I think that the whole thing is that lawyers and company secretaries and general counsel are often the ones that didn’t even steal a packet of [chewing gum] when they were kids. We’re willing to walk away from an integrity point of view because we don’t want to work for a business where we can’t have the conversation with the CEO. In one particular situation I was happy to walk because I didn’t want to work for a CEO [who] wasn’t going to have that conversation with the chair. Because I have to sit in the room with [these] people I can’t, from an integrity point of view, look them in the eye and think you don’t know the stuff you need to know to make the decisions you need to make.
Where disagreement between the board and management roles arise, the company secretary can constructively assist the board and management team to identify areas of contest and unity. They can generate alternatives, focus parties on the areas where they diverge and provide them with frameworks to work through them.
Whistleblower policies may assist if the disagreement cannot be dealt with due to the working relationship between the board and the company secretary. Using such a policy will likely be a matter of last resort for a company secretary given such formal mechanisms for communication of concerns would be a clear indicator of an unhealthy corporate governance culture. A strong and mature working relationship between the board and company secretary would potentially avoid the need for reliance on such formal mechanisms unless reporting of the issue in question was a legal requirement.

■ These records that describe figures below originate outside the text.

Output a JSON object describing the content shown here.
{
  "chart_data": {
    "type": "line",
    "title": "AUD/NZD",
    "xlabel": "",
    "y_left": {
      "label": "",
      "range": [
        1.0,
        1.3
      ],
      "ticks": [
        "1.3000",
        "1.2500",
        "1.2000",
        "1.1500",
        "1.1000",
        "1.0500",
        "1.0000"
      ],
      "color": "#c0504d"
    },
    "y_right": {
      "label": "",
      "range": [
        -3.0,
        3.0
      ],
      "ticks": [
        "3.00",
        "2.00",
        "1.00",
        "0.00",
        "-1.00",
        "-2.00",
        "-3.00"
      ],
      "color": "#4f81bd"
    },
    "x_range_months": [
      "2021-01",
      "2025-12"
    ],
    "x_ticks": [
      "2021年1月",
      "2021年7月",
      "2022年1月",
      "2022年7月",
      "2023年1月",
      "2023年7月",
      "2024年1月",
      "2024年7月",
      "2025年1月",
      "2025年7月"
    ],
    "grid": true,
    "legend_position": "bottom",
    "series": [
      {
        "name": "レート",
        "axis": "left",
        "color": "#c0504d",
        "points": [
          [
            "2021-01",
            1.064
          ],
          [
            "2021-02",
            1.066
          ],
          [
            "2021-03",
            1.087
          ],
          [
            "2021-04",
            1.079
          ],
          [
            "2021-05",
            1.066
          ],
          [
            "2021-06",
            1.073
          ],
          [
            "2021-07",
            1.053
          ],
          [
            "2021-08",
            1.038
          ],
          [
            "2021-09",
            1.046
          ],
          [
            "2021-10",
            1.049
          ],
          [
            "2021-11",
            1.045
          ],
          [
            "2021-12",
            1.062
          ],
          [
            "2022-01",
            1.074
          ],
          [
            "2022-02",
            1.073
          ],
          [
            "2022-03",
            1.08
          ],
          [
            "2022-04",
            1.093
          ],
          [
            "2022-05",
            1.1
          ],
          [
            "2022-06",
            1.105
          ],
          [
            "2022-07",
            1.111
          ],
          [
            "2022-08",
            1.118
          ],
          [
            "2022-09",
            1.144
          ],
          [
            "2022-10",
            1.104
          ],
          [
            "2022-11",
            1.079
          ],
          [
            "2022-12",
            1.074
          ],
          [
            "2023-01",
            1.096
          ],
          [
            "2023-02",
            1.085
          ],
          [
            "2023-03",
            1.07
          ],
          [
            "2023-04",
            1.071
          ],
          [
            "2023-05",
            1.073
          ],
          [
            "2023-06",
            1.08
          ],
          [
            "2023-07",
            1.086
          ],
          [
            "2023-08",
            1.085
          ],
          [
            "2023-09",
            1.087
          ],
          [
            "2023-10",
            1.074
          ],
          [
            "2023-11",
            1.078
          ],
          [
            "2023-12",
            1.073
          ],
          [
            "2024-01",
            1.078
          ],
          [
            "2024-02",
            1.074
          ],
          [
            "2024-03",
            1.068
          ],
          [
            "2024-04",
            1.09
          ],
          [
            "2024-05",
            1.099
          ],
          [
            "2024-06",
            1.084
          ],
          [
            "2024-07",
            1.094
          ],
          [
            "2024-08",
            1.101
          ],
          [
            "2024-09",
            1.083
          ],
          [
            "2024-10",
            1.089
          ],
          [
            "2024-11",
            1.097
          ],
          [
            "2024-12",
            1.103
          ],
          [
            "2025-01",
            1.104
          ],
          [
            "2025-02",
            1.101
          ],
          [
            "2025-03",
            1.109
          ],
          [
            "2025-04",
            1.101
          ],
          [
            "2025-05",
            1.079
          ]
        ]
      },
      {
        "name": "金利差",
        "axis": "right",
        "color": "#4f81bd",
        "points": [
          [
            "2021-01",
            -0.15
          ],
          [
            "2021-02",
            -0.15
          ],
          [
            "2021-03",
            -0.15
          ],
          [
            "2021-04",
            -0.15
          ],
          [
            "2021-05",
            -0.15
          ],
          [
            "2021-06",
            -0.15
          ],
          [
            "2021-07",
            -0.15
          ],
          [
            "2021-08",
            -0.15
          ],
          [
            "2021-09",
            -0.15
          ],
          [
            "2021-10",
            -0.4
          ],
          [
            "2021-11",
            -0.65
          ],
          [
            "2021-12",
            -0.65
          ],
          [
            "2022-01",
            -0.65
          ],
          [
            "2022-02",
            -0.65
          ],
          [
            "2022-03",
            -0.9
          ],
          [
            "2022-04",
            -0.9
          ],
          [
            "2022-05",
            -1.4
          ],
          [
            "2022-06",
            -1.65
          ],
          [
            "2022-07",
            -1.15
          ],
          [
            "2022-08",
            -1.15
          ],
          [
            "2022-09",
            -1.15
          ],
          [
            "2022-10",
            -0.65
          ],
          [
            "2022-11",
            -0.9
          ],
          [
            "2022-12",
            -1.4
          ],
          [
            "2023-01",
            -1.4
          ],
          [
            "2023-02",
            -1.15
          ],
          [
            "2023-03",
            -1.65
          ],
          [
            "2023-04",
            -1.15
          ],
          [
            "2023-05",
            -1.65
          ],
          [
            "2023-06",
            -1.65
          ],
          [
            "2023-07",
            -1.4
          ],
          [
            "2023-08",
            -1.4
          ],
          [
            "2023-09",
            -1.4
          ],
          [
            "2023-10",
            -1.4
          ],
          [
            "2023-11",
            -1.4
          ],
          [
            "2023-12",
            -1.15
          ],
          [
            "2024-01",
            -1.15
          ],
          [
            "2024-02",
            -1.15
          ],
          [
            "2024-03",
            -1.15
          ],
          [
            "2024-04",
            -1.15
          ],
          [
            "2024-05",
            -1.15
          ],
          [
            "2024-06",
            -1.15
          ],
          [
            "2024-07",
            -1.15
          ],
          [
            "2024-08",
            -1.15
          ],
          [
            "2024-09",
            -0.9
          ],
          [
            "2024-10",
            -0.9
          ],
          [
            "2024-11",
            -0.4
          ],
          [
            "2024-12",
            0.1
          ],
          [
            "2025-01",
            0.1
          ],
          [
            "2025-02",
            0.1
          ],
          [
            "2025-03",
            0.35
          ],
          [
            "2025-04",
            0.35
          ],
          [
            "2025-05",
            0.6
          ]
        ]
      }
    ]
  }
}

One of the key areas of risk for an in-house company secretary is that they themselves may be influenced more by the CEO, executive directors and management team than the board as a collective. They will have more contact with the organisation through these people on a day-to-day basis compared to the board as a collective, who may meet, on average, once or twice a month, every month, throughout the year. The company secretary must not be captured by the management team. They need to ensure that they can bring an independent mind-set to the board table and see the dangers that lie within an overly harmonious management team. Whilst harmony is good for the organisation, the company secretary may lose the ability to see into the organisation and bring a different perspective to bear on governance decisions.